Naquela manhã, um rapaz entrou no apartamento com sua própria chave, sem tocar a campainha. Heidi lia um livro deitada no sofá da sala, só de baby-doll. Desatenta, só percebeu que tinha alguém olhando para ela quando esse alguém, surpreso, tossiu.

Quem seria aquela deusa à sua frente? - pensou ele. Ela, aterrorizada, tentou ir para o quarto e trancar-se, mas foi impedida, o homem agarrou-a pelo braço.

— Calma garota, o que você está fazendo em meu apartamento?

Balbuciando ela falou:

— Estou com minhas primas, quem é o senhor?

Ele nada respondeu, segurou-a com mais força e falou rispidamente:

— Fique calada, não grite que vai ser melhor para você! O homem sabia que ninguém retornaria da praia antes das 14 horas.

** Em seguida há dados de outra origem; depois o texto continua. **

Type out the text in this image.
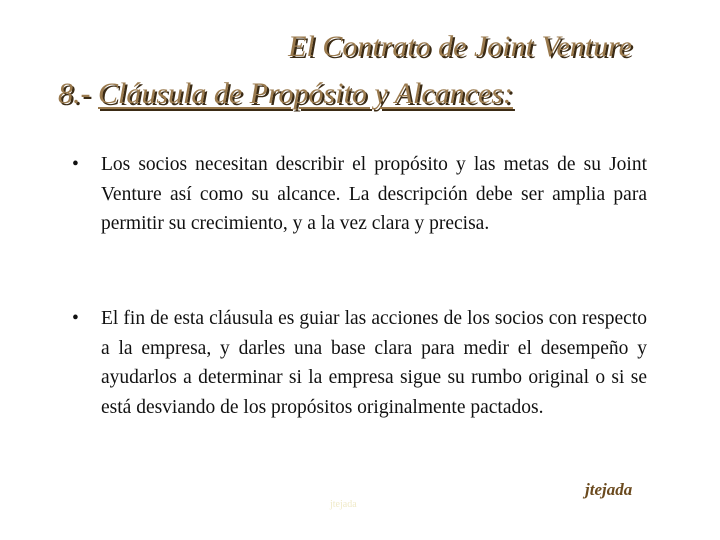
El Contrato de Joint Venture
8.- Cláusula de Propósito y Alcances:
•	Los socios necesitan describir el propósito y las metas de su Joint Venture así como su alcance. La descripción debe ser amplia para permitir su crecimiento, y a la vez clara y precisa.
•	El fin de esta cláusula es guiar las acciones de los socios con respecto a la empresa, y darles una base clara para medir el desempeño y ayudarlos a determinar si la empresa sigue su rumbo original o si se está desviando de los propósitos originalmente pactados.
jtejada
jtejada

O relógio da sala marcava 10 horas.

Depressa rasgou o baby-doll e a estuprou. Depois se dirigiu à porta e gritou:

— Não diga que estive aqui, caso contrário vai ser pior para você! – ele saiu deixando-a em prantos, mas baixinho para não chamar a atenção da vizinhança.

Ficou algum tempo a mais deitada no sofá. Começou a sentir nojo dela. Correu para o banheiro, tomou banho, vestiu-se, pegou suas coisas e foi para a rodoviária, apanhar um ônibus para a capital. Tinha dinheiro na bolsa, hospedou-se em um hotel, no outro dia resolveria o que fazer.

Havia deixado um bilhete para as primas: “desculpem-me, depois explicarei minha atitude. Não me procurem, deixem que eu telefono para vocês. Beijos.”